Few would have predicted the remaining 12 greyhounds for the semi finals as many new names lined up attempting to reach the grand final. The trend continued as Music Glideaway, Well Met and Threesixfive finished in the first three places of the first semi final, the trio missed the trouble out of the traps that accounted for Trinity Junior. In the second semi final the shocks continued as The Other Kobe defeated Bens Teddy and Bockos Crystal, while Coolavanny Hoffa, De Lahdedah and Raha Mofo all disappointed and went out.

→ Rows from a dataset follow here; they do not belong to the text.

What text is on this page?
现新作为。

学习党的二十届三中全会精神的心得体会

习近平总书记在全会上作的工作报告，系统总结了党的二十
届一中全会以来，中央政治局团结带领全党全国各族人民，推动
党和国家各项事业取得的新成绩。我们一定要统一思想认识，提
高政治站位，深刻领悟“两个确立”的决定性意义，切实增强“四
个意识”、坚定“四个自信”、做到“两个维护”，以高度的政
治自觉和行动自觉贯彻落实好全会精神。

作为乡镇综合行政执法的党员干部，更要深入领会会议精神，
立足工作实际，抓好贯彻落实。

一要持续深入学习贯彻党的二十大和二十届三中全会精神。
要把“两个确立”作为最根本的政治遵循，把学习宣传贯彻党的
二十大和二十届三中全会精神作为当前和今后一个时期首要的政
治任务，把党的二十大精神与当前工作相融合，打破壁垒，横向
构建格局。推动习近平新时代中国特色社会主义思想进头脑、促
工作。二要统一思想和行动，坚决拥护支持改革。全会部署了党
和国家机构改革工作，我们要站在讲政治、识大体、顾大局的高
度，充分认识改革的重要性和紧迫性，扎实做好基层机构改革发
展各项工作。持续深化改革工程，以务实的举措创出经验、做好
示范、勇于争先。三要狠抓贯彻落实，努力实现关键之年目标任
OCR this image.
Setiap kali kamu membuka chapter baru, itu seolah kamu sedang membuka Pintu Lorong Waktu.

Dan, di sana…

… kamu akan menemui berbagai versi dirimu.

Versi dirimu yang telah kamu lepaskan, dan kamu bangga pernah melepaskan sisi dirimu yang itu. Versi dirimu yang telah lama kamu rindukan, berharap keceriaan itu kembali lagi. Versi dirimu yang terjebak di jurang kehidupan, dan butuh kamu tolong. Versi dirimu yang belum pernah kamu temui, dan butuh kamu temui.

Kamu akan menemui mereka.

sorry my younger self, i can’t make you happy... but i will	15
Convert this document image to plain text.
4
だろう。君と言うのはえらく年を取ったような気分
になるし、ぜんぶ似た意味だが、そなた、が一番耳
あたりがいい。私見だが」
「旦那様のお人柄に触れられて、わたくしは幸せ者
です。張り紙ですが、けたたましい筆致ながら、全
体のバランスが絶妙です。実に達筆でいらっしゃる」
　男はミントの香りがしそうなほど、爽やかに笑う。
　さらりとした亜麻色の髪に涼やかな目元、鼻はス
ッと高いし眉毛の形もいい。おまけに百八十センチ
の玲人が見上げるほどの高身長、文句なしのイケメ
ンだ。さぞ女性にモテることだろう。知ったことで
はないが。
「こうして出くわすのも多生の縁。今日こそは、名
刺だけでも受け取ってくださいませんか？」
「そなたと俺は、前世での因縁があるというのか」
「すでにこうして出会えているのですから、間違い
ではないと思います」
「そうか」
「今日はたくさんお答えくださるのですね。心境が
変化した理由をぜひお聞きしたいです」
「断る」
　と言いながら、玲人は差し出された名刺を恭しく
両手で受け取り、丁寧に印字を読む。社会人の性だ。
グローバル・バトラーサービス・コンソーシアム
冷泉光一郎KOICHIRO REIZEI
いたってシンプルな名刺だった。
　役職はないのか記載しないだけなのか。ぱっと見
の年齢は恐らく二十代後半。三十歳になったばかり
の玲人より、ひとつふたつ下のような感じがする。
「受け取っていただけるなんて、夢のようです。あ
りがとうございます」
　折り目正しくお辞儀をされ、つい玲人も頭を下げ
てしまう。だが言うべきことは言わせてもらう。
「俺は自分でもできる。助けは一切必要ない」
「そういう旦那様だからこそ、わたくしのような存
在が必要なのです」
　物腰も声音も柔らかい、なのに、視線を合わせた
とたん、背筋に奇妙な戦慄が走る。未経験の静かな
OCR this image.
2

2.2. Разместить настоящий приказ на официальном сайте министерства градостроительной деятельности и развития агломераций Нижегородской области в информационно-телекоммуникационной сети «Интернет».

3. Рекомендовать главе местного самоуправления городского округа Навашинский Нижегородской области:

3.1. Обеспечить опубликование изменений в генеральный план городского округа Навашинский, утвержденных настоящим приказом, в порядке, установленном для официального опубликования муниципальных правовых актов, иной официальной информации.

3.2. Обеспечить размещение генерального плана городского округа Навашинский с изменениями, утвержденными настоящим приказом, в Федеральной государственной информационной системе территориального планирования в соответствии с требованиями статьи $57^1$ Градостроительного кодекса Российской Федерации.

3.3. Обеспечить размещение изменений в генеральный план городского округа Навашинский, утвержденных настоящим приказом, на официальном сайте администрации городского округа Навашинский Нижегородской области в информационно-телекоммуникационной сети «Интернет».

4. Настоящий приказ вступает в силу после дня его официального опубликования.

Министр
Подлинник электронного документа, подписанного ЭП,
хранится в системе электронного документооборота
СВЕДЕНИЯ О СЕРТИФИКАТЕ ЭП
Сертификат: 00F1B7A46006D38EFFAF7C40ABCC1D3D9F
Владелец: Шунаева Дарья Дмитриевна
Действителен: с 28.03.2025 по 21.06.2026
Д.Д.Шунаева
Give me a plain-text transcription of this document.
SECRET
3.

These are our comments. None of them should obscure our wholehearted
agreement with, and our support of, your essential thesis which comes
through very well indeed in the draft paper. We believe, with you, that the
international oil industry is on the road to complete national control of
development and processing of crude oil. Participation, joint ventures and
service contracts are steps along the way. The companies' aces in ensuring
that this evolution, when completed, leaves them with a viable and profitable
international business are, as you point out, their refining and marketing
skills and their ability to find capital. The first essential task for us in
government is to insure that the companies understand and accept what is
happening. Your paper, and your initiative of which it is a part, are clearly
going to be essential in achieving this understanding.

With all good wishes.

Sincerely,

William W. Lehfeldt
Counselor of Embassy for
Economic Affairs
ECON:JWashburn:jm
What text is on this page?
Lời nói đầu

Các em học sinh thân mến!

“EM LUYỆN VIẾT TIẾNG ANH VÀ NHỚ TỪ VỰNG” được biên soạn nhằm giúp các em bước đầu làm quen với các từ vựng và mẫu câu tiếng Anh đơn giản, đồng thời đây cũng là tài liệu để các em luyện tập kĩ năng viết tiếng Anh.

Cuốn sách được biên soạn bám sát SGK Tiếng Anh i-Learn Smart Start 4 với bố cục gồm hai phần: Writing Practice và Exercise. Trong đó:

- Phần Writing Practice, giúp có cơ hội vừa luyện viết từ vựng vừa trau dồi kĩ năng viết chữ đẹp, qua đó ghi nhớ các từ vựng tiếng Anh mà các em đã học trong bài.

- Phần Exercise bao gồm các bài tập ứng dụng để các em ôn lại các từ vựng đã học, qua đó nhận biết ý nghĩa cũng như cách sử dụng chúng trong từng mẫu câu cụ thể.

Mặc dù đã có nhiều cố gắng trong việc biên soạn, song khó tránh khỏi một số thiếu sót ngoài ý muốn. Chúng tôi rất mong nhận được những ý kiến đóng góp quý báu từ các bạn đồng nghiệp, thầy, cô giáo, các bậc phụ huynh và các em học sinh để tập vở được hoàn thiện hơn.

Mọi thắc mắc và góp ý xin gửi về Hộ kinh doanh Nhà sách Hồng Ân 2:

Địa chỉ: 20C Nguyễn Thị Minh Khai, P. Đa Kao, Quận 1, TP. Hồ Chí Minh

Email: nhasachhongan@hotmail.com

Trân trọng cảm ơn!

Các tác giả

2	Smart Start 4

In the final, The Other Kobe made an impressive start out of the traps and led all the way for a deserved victory, despite a very late challenge by Bockos Crystal. Bens Teddy finished well but had given the leaders too much of a lead, which also applied to Threesixfive. Well Met found a little crowing at the third bend but was beaten at this stage anyway and Music Glideway never got into the race.